Ghostly Bus

                                                                     

Director: Wilson Tong
Year: 1995
Rating: 5.5

This 1995 film is a mess. It is as if a hand grenade was thrown into a buffet. But it is a Hong Kong mess and that can often be a good thing as they just didn't play by the conventional rules of filmmaking. Pretty much anything goes. In other words, this is your typical ghost triad pickpocket action tragic romance. It is held together by bubble gum but manages to work for the most part. The good parts are quite good; the so-so parts drag. Director Wilson Tong (Ghost Ballroom, The Musical Vampire - after a lengthy career in martial arts films) gets the balance of the film wrong. The ghosts are wonderful, the triads nasty, the pickpockets slick, the action brutal but the middle of the film is weighed down with a romance that seems to go on forever. Between a man and a ghost. The final fifteen minutes of the film though are sublime insane fun.



If you ever find yourself in Hong Kong late at night, don't take the 97 bus. Chances are it won't stop for you anyways, but just in case. That is the ghost bus.  Ghosts need to get places too and a bus just for them comes in handy. They need a special driver for that - at double pay - in this case Hero played by Vincent Wan. He has the gift of seeing ghosts - or curse depending. He keeps his head down, does his shift and goes home. If a ghost gets unruly, he kicks them off. This is no secret - the other bus drivers know and nobody thinks this is rather odd. It is Hong Kong and ghosts are everywhere. One female ghost Ling Ling (Valerie Chow - The Blade, Chungking Express) asks a favor of him - or I will kill you. An idle threat as knives whiz by his head and his stove nearly explodes into flames. "If ghosts scared me, do you think I will be driving them". What do you need. To find a man. Michael (Simon Yam). 
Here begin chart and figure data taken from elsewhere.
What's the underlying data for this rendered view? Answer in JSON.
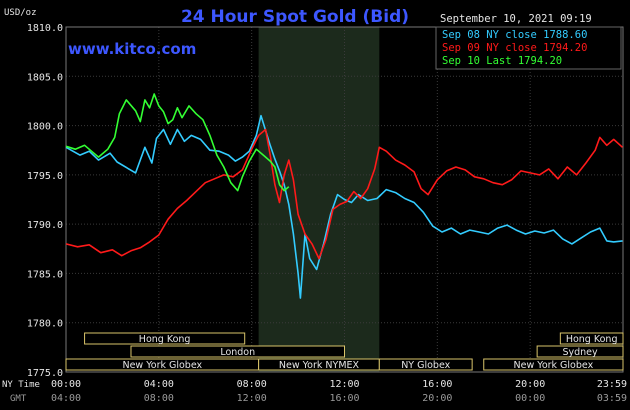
{
  "chart_data": {
    "type": "line",
    "title": "24 Hour Spot Gold (Bid)",
    "watermark": "www.kitco.com",
    "ylabel": "USD/oz",
    "datetime": "September 10, 2021 09:19",
    "ylim": [
      1775.0,
      1810.0
    ],
    "yticks": [
      "1810.0",
      "1805.0",
      "1800.0",
      "1795.0",
      "1790.0",
      "1785.0",
      "1780.0",
      "1775.0"
    ],
    "x_range_hours": [
      0,
      24
    ],
    "x_row_labels": [
      "NY Time",
      "GMT"
    ],
    "xticks_ny": [
      "00:00",
      "04:00",
      "08:00",
      "12:00",
      "16:00",
      "20:00",
      "23:59"
    ],
    "xticks_gmt": [
      "04:00",
      "08:00",
      "12:00",
      "16:00",
      "20:00",
      "00:00",
      "03:59"
    ],
    "shaded_range_hours": [
      8.3,
      13.5
    ],
    "legend": [
      {
        "label": "Sep 08 NY close 1788.60",
        "color": "#33ccff"
      },
      {
        "label": "Sep 09 NY close 1794.20",
        "color": "#ff1a1a"
      },
      {
        "label": "Sep 10 Last 1794.20",
        "color": "#33ff33"
      }
    ],
    "series": [
      {
        "name": "Sep 08 NY close 1788.60",
        "color": "#33ccff",
        "points": [
          [
            0,
            1797.8
          ],
          [
            0.6,
            1797.0
          ],
          [
            1.0,
            1797.4
          ],
          [
            1.4,
            1796.5
          ],
          [
            1.9,
            1797.2
          ],
          [
            2.2,
            1796.3
          ],
          [
            2.7,
            1795.6
          ],
          [
            3.0,
            1795.2
          ],
          [
            3.4,
            1797.8
          ],
          [
            3.7,
            1796.2
          ],
          [
            3.9,
            1798.7
          ],
          [
            4.2,
            1799.6
          ],
          [
            4.5,
            1798.1
          ],
          [
            4.8,
            1799.6
          ],
          [
            5.1,
            1798.4
          ],
          [
            5.4,
            1799.0
          ],
          [
            5.8,
            1798.6
          ],
          [
            6.2,
            1797.5
          ],
          [
            6.6,
            1797.4
          ],
          [
            7.0,
            1797.0
          ],
          [
            7.3,
            1796.4
          ],
          [
            7.6,
            1796.8
          ],
          [
            7.9,
            1797.4
          ],
          [
            8.2,
            1799.0
          ],
          [
            8.4,
            1801.0
          ],
          [
            8.6,
            1799.5
          ],
          [
            8.8,
            1798.0
          ],
          [
            9.0,
            1796.6
          ],
          [
            9.2,
            1795.4
          ],
          [
            9.4,
            1794.0
          ],
          [
            9.6,
            1792.0
          ],
          [
            9.8,
            1789.0
          ],
          [
            10.0,
            1785.0
          ],
          [
            10.1,
            1782.5
          ],
          [
            10.3,
            1789.0
          ],
          [
            10.5,
            1786.5
          ],
          [
            10.8,
            1785.4
          ],
          [
            11.1,
            1788.0
          ],
          [
            11.4,
            1791.0
          ],
          [
            11.7,
            1793.0
          ],
          [
            12.0,
            1792.5
          ],
          [
            12.3,
            1792.2
          ],
          [
            12.6,
            1793.0
          ],
          [
            13.0,
            1792.4
          ],
          [
            13.4,
            1792.6
          ],
          [
            13.8,
            1793.5
          ],
          [
            14.2,
            1793.2
          ],
          [
            14.6,
            1792.6
          ],
          [
            15.0,
            1792.2
          ],
          [
            15.4,
            1791.2
          ],
          [
            15.8,
            1789.8
          ],
          [
            16.2,
            1789.2
          ],
          [
            16.6,
            1789.6
          ],
          [
            17.0,
            1789.0
          ],
          [
            17.4,
            1789.4
          ],
          [
            17.8,
            1789.2
          ],
          [
            18.2,
            1789.0
          ],
          [
            18.6,
            1789.6
          ],
          [
            19.0,
            1789.9
          ],
          [
            19.4,
            1789.4
          ],
          [
            19.8,
            1789.0
          ],
          [
            20.2,
            1789.3
          ],
          [
            20.6,
            1789.1
          ],
          [
            21.0,
            1789.4
          ],
          [
            21.4,
            1788.5
          ],
          [
            21.8,
            1788.0
          ],
          [
            22.2,
            1788.6
          ],
          [
            22.6,
            1789.2
          ],
          [
            23.0,
            1789.6
          ],
          [
            23.3,
            1788.3
          ],
          [
            23.6,
            1788.2
          ],
          [
            23.98,
            1788.3
          ]
        ]
      },
      {
        "name": "Sep 09 NY close 1794.20",
        "color": "#ff1a1a",
        "points": [
          [
            0,
            1788.0
          ],
          [
            0.5,
            1787.7
          ],
          [
            1.0,
            1787.9
          ],
          [
            1.5,
            1787.1
          ],
          [
            2.0,
            1787.4
          ],
          [
            2.4,
            1786.8
          ],
          [
            2.8,
            1787.3
          ],
          [
            3.2,
            1787.6
          ],
          [
            3.6,
            1788.2
          ],
          [
            4.0,
            1788.9
          ],
          [
            4.4,
            1790.5
          ],
          [
            4.8,
            1791.6
          ],
          [
            5.2,
            1792.4
          ],
          [
            5.6,
            1793.3
          ],
          [
            6.0,
            1794.2
          ],
          [
            6.4,
            1794.6
          ],
          [
            6.8,
            1795.0
          ],
          [
            7.2,
            1794.8
          ],
          [
            7.6,
            1795.5
          ],
          [
            8.0,
            1797.6
          ],
          [
            8.3,
            1799.0
          ],
          [
            8.6,
            1799.6
          ],
          [
            8.8,
            1797.0
          ],
          [
            9.0,
            1794.0
          ],
          [
            9.2,
            1792.2
          ],
          [
            9.4,
            1795.0
          ],
          [
            9.6,
            1796.5
          ],
          [
            9.8,
            1794.5
          ],
          [
            10.0,
            1791.0
          ],
          [
            10.3,
            1789.0
          ],
          [
            10.6,
            1788.0
          ],
          [
            10.9,
            1786.5
          ],
          [
            11.2,
            1788.4
          ],
          [
            11.5,
            1791.5
          ],
          [
            11.8,
            1792.0
          ],
          [
            12.1,
            1792.3
          ],
          [
            12.4,
            1793.3
          ],
          [
            12.7,
            1792.6
          ],
          [
            13.0,
            1793.6
          ],
          [
            13.3,
            1795.6
          ],
          [
            13.5,
            1797.8
          ],
          [
            13.8,
            1797.4
          ],
          [
            14.2,
            1796.5
          ],
          [
            14.6,
            1796.0
          ],
          [
            15.0,
            1795.3
          ],
          [
            15.3,
            1793.6
          ],
          [
            15.6,
            1793.0
          ],
          [
            16.0,
            1794.5
          ],
          [
            16.4,
            1795.4
          ],
          [
            16.8,
            1795.8
          ],
          [
            17.2,
            1795.5
          ],
          [
            17.6,
            1794.8
          ],
          [
            18.0,
            1794.6
          ],
          [
            18.4,
            1794.2
          ],
          [
            18.8,
            1794.0
          ],
          [
            19.2,
            1794.5
          ],
          [
            19.6,
            1795.4
          ],
          [
            20.0,
            1795.2
          ],
          [
            20.4,
            1795.0
          ],
          [
            20.8,
            1795.6
          ],
          [
            21.2,
            1794.6
          ],
          [
            21.6,
            1795.8
          ],
          [
            22.0,
            1795.0
          ],
          [
            22.4,
            1796.2
          ],
          [
            22.8,
            1797.5
          ],
          [
            23.0,
            1798.8
          ],
          [
            23.3,
            1798.0
          ],
          [
            23.6,
            1798.6
          ],
          [
            23.98,
            1797.8
          ]
        ]
      },
      {
        "name": "Sep 10 Last 1794.20",
        "color": "#33ff33",
        "points": [
          [
            0,
            1797.9
          ],
          [
            0.4,
            1797.6
          ],
          [
            0.8,
            1798.0
          ],
          [
            1.1,
            1797.4
          ],
          [
            1.4,
            1796.8
          ],
          [
            1.8,
            1797.6
          ],
          [
            2.1,
            1798.8
          ],
          [
            2.3,
            1801.2
          ],
          [
            2.6,
            1802.6
          ],
          [
            3.0,
            1801.5
          ],
          [
            3.2,
            1800.4
          ],
          [
            3.4,
            1802.6
          ],
          [
            3.6,
            1801.8
          ],
          [
            3.8,
            1803.2
          ],
          [
            4.0,
            1802.0
          ],
          [
            4.2,
            1801.4
          ],
          [
            4.4,
            1800.2
          ],
          [
            4.6,
            1800.6
          ],
          [
            4.8,
            1801.8
          ],
          [
            5.0,
            1800.8
          ],
          [
            5.3,
            1802.0
          ],
          [
            5.6,
            1801.2
          ],
          [
            5.9,
            1800.6
          ],
          [
            6.2,
            1799.0
          ],
          [
            6.5,
            1797.0
          ],
          [
            6.8,
            1795.8
          ],
          [
            7.1,
            1794.2
          ],
          [
            7.4,
            1793.4
          ],
          [
            7.6,
            1794.8
          ],
          [
            7.9,
            1796.4
          ],
          [
            8.2,
            1797.6
          ],
          [
            8.5,
            1797.0
          ],
          [
            8.8,
            1796.4
          ],
          [
            9.0,
            1795.8
          ],
          [
            9.2,
            1794.0
          ],
          [
            9.4,
            1793.4
          ],
          [
            9.6,
            1793.8
          ]
        ]
      }
    ],
    "session_rows": [
      [
        {
          "label": "Hong Kong",
          "start": 0.8,
          "end": 7.7
        },
        {
          "label": "Hong Kong",
          "start": 21.3,
          "end": 24.0
        }
      ],
      [
        {
          "label": "London",
          "start": 2.8,
          "end": 12.0
        },
        {
          "label": "Sydney",
          "start": 20.3,
          "end": 24.0
        }
      ],
      [
        {
          "label": "New York Globex",
          "start": 0.0,
          "end": 8.3
        },
        {
          "label": "New York NYMEX",
          "start": 8.3,
          "end": 13.5
        },
        {
          "label": "NY Globex",
          "start": 13.5,
          "end": 17.5
        },
        {
          "label": "New York Globex",
          "start": 18.0,
          "end": 24.0
        }
      ]
    ]
  }
}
That takes us to the pickpockets. Michael is a professional pickpocket - a very slick one in which he scouts out the target and with his two partners (Tai Bo and Fung Hak-on) create diversions to help the pick. But one day, he picks the wrong person - a big shot triad who calls in his troops to go after Michael. Some nice chases around the city but these guys don't play nice. One night while having dinner with his fellow drivers, Hero tells them about why this is the ghost bus. A few years previously the 97 bus went over a cliff and everyone died. Ling Ling among them. And they are still on the bus waiting for reincarnation. She needs to marry Michael for this to happen. A little difficult as he doesn't see ghosts - but Hero can take care of that. I like that when Hero tells Michael that he has been talking to Ling Ling and she wants to see him, he expresses no surprise. Sure. In the finale it all comes together with two vicious ghosts trying to kill Michael, Ling Ling trying to marry him and the triads showing up. Needed more ghosts and triads and less of the flashback to when she was alive. Still, I miss films like this from Hong Kong.